1. Behind the Slowdown in Demand: Seasonal Fluctuation or Long-Term Trend?
According to World ACD, last week's typhoon-related flight cancellations led to a significant drop in shipments from Japan, while legal holidays in several European countries affected shipping activities. These factors suggest that the current slowdown in demand may just be typical seasonal fluctuations. Manufacturing typically declines in summer, and holidays can impact transportation activities. Whether this fluctuation will evolve into a long-term trend remains to be seen based on market developments over the next few months.
Xeneta notes that since mid-June, freight volumes on the Northeast Asia to Europe corridor have peaked, followed by a decline in market purchase prices. This change aligns with the development trends in container shipping, indicating structural adjustments in the freight market. In July, freight rates on the Shanghai to Europe route decreased by 10% month-over-month but remained 34% higher than the same period last year. This trend reflects the easing of maritime congestion and a shift in freight volumes to sea transport.
2. Price Volatility in the Air Freight Market: Will High Levels Persist?

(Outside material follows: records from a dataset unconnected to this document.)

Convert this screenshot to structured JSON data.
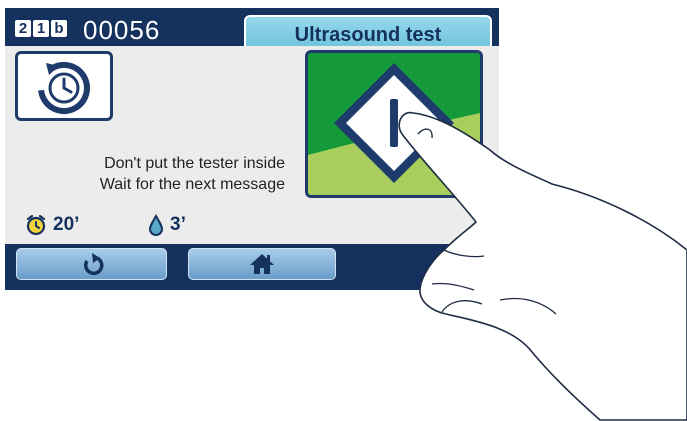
{
  "header": {
    "cycle_badge": [
      "2",
      "1",
      "b"
    ],
    "cycle_counter": "00056",
    "title": "Ultrasound test"
  },
  "main": {
    "message_line1": "Don't put the tester inside",
    "message_line2": "Wait for the next message",
    "duration_value": "20’",
    "water_value": "3’"
  },
  "icons": {
    "program": "cycle-clock-icon",
    "start": "start-diamond-icon",
    "duration": "alarm-clock-icon",
    "water": "water-drop-icon",
    "back": "back-arrow-icon",
    "home": "home-icon"
  },
  "colors": {
    "screen_frame": "#15315e",
    "title_bg": "#7ccbe1",
    "start_green": "#14a03c",
    "clock_yellow": "#f2d23a",
    "button_blue": "#7faed6"
  }
}
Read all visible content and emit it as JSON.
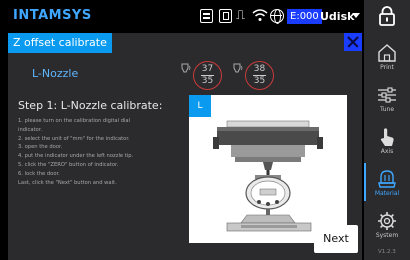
{
  "app": {
    "brand": "INTAMSYS"
  },
  "status_bar": {
    "icons": [
      "list-icon",
      "usb-icon",
      "lan-icon",
      "wifi-icon",
      "globe-icon",
      "more-icon"
    ],
    "error_badge": "E:000",
    "storage_label": "Udisk"
  },
  "page": {
    "title": "Z offset calibrate",
    "nozzle": "L-Nozzle",
    "temps": {
      "left": {
        "current": "37",
        "target": "35"
      },
      "right": {
        "current": "38",
        "target": "35"
      }
    },
    "step_title": "Step 1: L-Nozzle calibrate:",
    "instructions": [
      "1. please turn on the calibration digital dial",
      "indicator.",
      "2. select the unit of \"mm\" for the indicator.",
      "3. open the door.",
      "4. put the indicator under the left nozzle tip.",
      "5. click the \"ZERO\" button of indicator.",
      "6. lock the door.",
      "Last, click the \"Next\" button and wait."
    ],
    "illustration_tag": "L",
    "next_label": "Next"
  },
  "sidebar": {
    "items": [
      {
        "label": "Print",
        "icon": "home-icon"
      },
      {
        "label": "Tune",
        "icon": "sliders-icon"
      },
      {
        "label": "Axis",
        "icon": "hand-icon"
      },
      {
        "label": "Material",
        "icon": "material-icon",
        "active": true
      },
      {
        "label": "System",
        "icon": "gear-icon"
      }
    ],
    "version": "V1.2.3"
  },
  "colors": {
    "accent": "#0a9bf0",
    "brand": "#3fa7ff",
    "temp_ring": "#c83a3a",
    "badge": "#1a3cff"
  }
}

Air freight rates from South Asia and the Middle East to North America and Europe have remained high since April, with recent weeks seeing a slight decline. This phenomenon may be due to the shift of freight volumes to sea transport as maritime congestion eases, resulting in reduced demand. However, rates from China to the United States, although declining, remain at levels typically seen only during the peak fourth quarter season due to strong e-commerce transactions. This indicates that despite price declines, peak season demand still supports air freight.

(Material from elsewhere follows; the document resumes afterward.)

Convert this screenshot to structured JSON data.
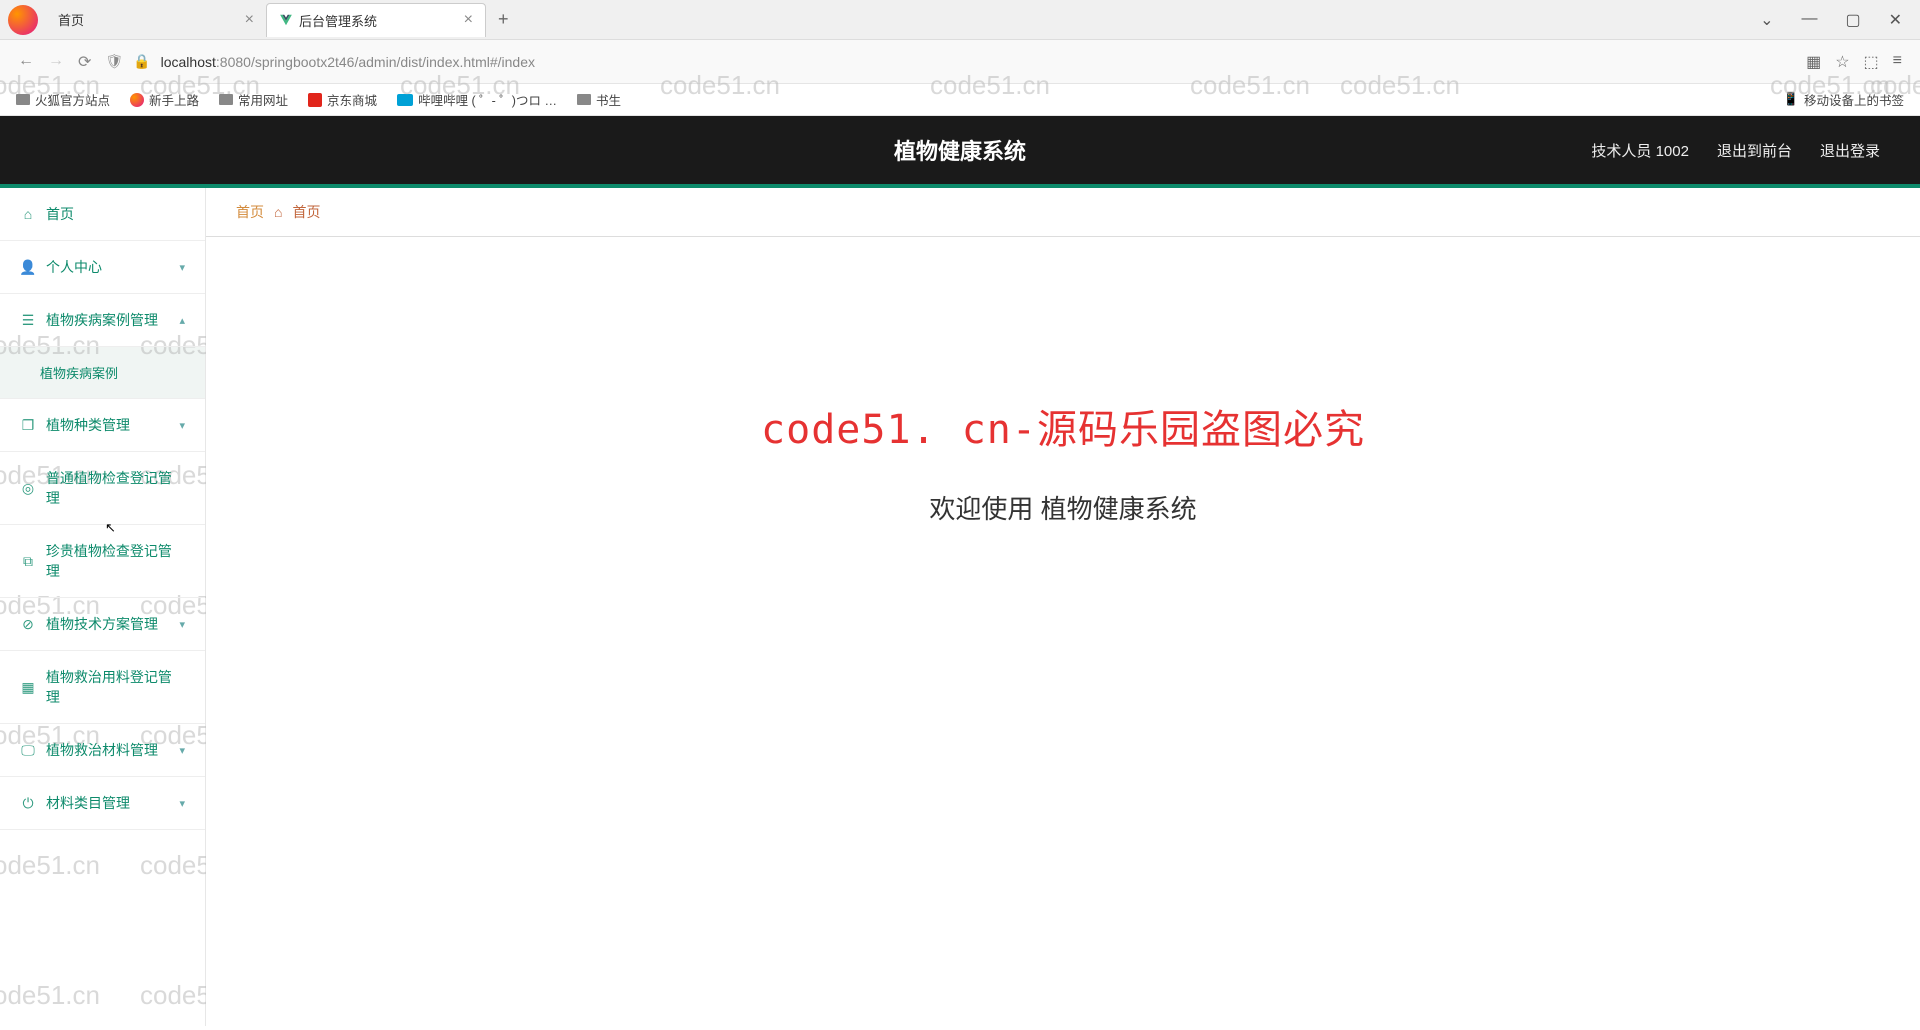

3. The Relationship Between the Global Economy and Air Freight: Will Economic Cooling Drag Down Freight Demand?
In his latest report, Fadi Chamoun, an analyst at BMO Capital Markets, mentioned that while e-commerce remains a positive driver for air freight, the global industry still faces severe oversupply issues. Economic cooling in the United States and weakening consumer spending in Europe could put pressure on air freight demand. Xeneta also pointed out that if demand growth is not as strong as expected, air freight growth might slow down, potentially impacting the long-term trajectory of the air freight market negatively.
Facing the complex market environment, airlines and freight forwarders need to make strategic adjustments.

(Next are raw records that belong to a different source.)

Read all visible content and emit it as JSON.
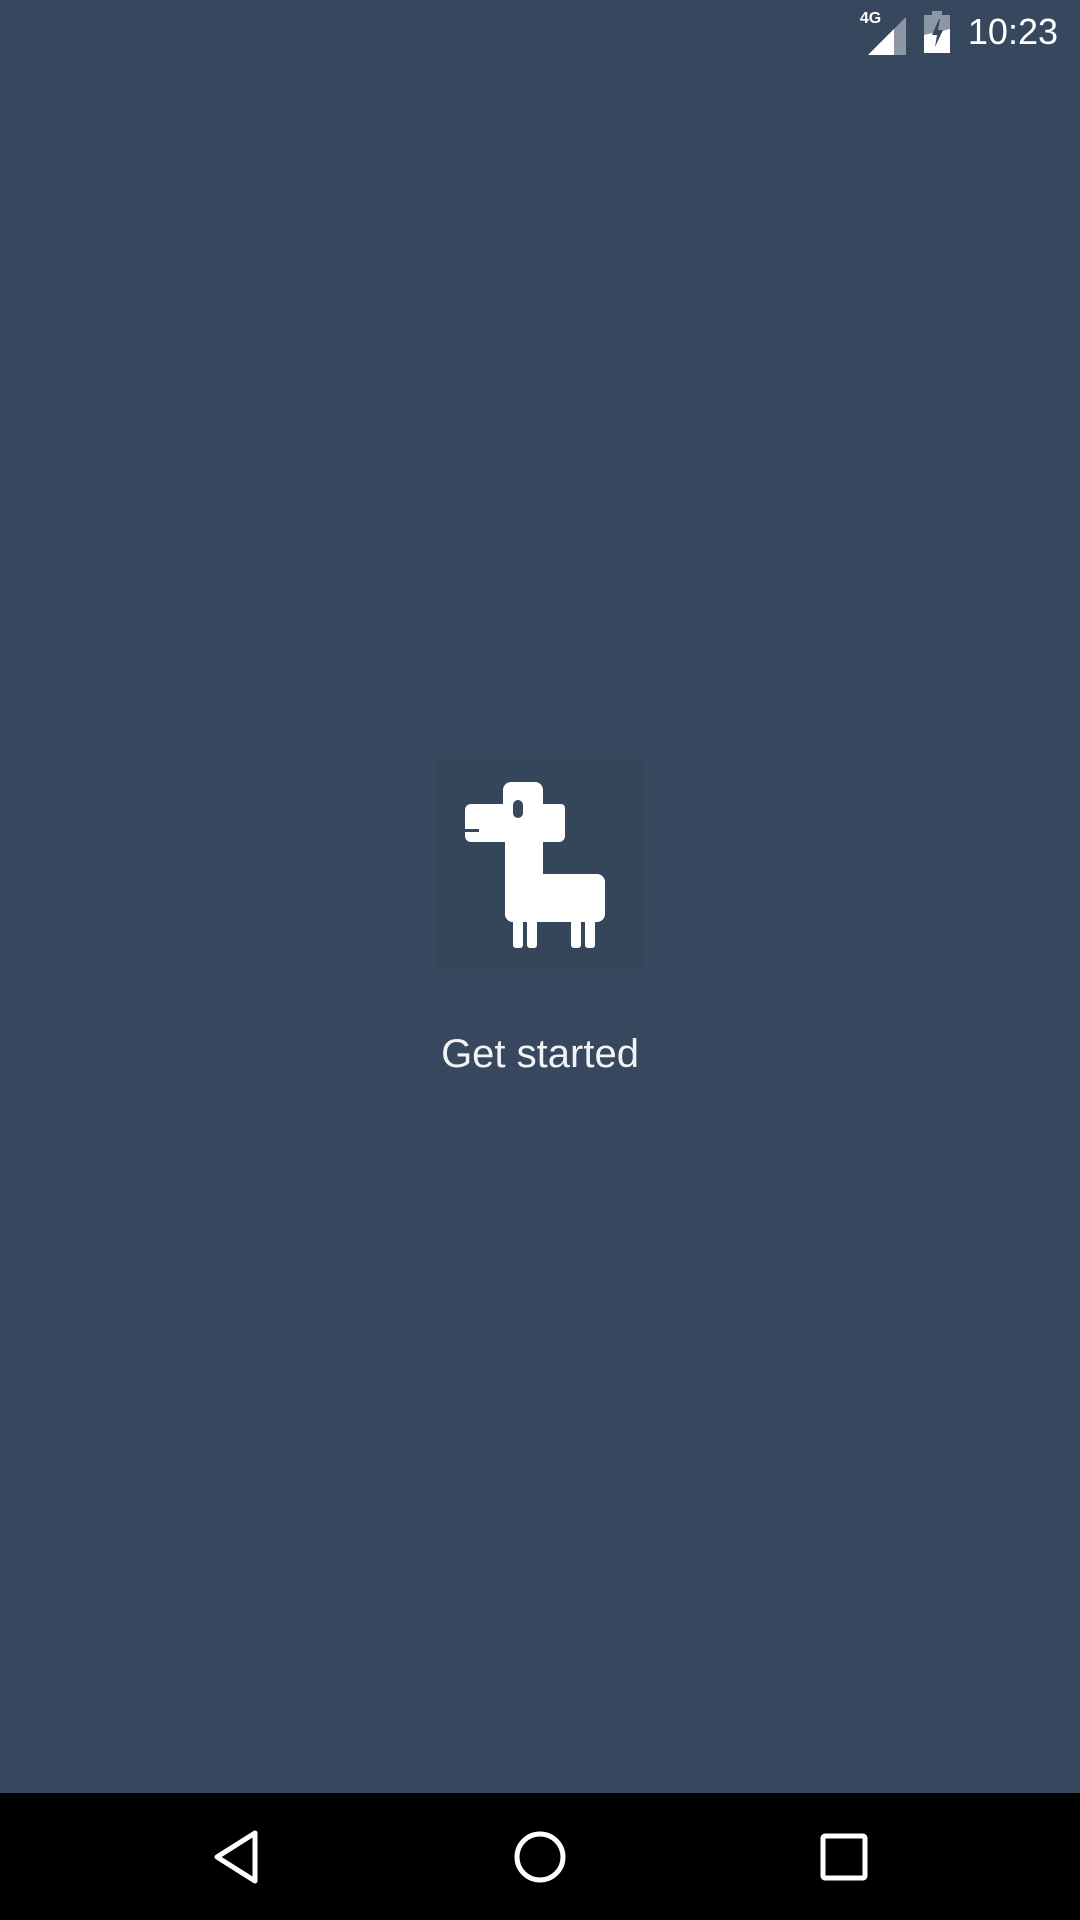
{
  "status_bar": {
    "network_type": "4G",
    "time": "10:23",
    "signal_icon": "signal-icon",
    "battery_icon": "battery-charging-icon"
  },
  "main": {
    "logo_icon": "llama-logo-icon",
    "get_started_label": "Get started"
  },
  "nav_bar": {
    "back_icon": "back-icon",
    "home_icon": "home-icon",
    "recents_icon": "recents-icon"
  },
  "colors": {
    "background": "#37475d",
    "logo_box": "#35455a",
    "text": "#f1f3f6",
    "nav_bar": "#000000"
  }
}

First, airlines should optimize their route networks, increasing capacity on high-demand routes. On routes from China to the United States, flexible resource allocation strategies should be adopted to improve capacity utilization efficiency.
Second, freight forwarders should collaborate with airlines to develop strategies through flexible capacity allocation and reasonable freight rate adjustments to meet market demands. Additionally, airlines should consider introducing more freighters to enhance overall capacity and ensure long-term competitiveness.
Finally, closely monitoring global economic conditions and policy changes and adjusting strategies accordingly will be key for airlines to maintain competitiveness. In an uncertain economic and policy environment, responding flexibly to market changes will help stand out in intense competition.
Overall, the air freight market in 2024 faces multiple challenges, including slowing demand, price volatility, and economic cooling. However, peak season demand and robust e-commerce growth continue to support air freight. Industry players need to optimize resource allocation, strengthen cooperation, and adjust strategies flexibly to address current market pressures and seize future growth opportunities. Only through forward-looking strategic planning and efficient execution can the air freight industry achieve sustainable long-term development.